Vectorizing Iterator

Data parallel constructs (such as forall loops) are implicitly vectorizable. If the --vectorize compiler flag is thrown the Chapel compiler will emit vectorization hints to the backend compiler, though the effects will vary based on the target compiler.

In order to allow users to explicitly request vectorization, this prototype vectorizing iterator is being provided. Loops that invoke this iterator will be marked with vectorization hints, provided the --vectorize flag is thrown.

This iterator is currently available for all Chapel programs and does not require a use statement to make it available. In future releases it will be moved to a standard module and will likely require a use statement to make it available.

iter vectorizeOnly(iterables ...)

Vectorize only "wrapper" iterator:

This iterator wraps and vectorizes other iterators. It takes one or more iterables (an iterator or class/record with a these() iterator) and yields the same elements as the wrapped iterables.

This iterator exists to provide a way to vectorize data parallel loops without invoking a parallel iterator with the goal of avoiding task creation for loops with small trip counts or where task creation isn't desirable.

Data parallel operations in Chapel such as forall loops are order-independent.

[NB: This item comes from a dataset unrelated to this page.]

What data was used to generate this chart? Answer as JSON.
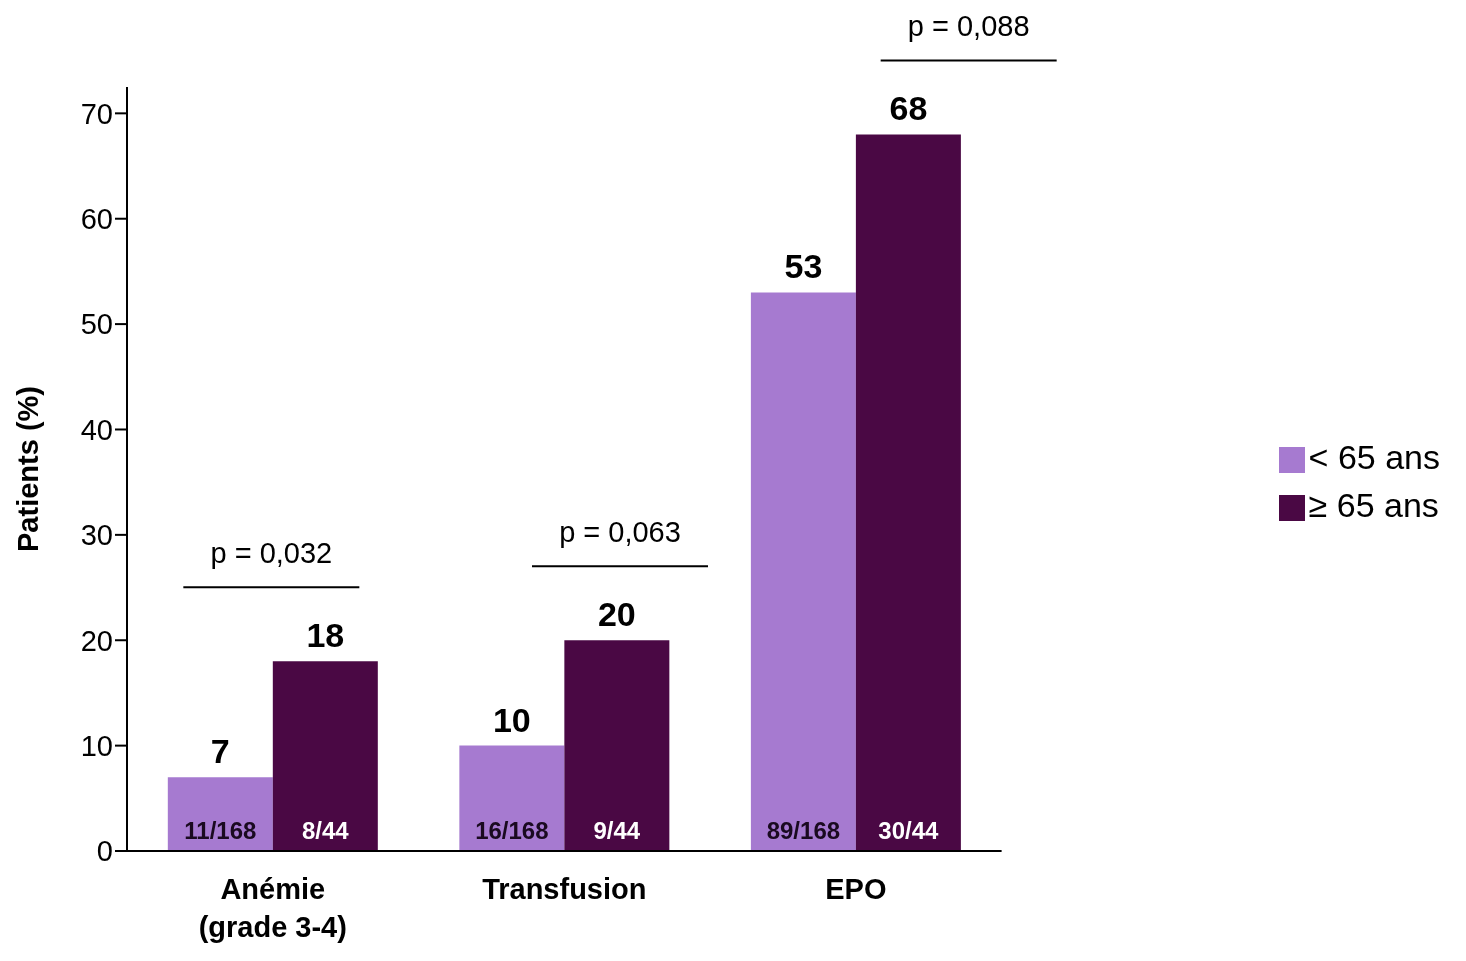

However, a forall is implemented in terms of either leader/follower or standalone iterators which typically create tasks. This iterator exists to allow vectorization of order-independent loops without requiring task creation. By using this wrapper iterator you are asserting that the loop is order-independent (and thus a candidate for vectorization) just as you are when using a forall loop.

When invoked from a serial for loop, this iterator will simply mark your iterator(s) as order-independent. When invoked from a parallel forall loop this iterator will implicitly be order-independent because of the semantics of a forall, and additionally it will invoke the serial iterator instead of the parallel iterators. For instance:

forall i in vectorizeOnly(1..10) do;
for    i in vectorizeOnly(1..10) do;

will both effectively generate:

CHPL_PRAGMA_IVDEP
for (i=0; i<=10; i+=1) {}

The vectorizeOnly iterator automatically handles zippering, so the zip keyword is not needed. For instance, to vectorize:

for (i, j) in zip(1..10, 1..10) do;

simply write:

for (i, j) in vectorizeOnly(1..10, 1..10) do;

Note that the use of zip is not explicitly prevented, but all iterators being zipped must be wrapped by a vectorizeOnly iterator. Future releases may explicitly prevent the use zip with this iterator.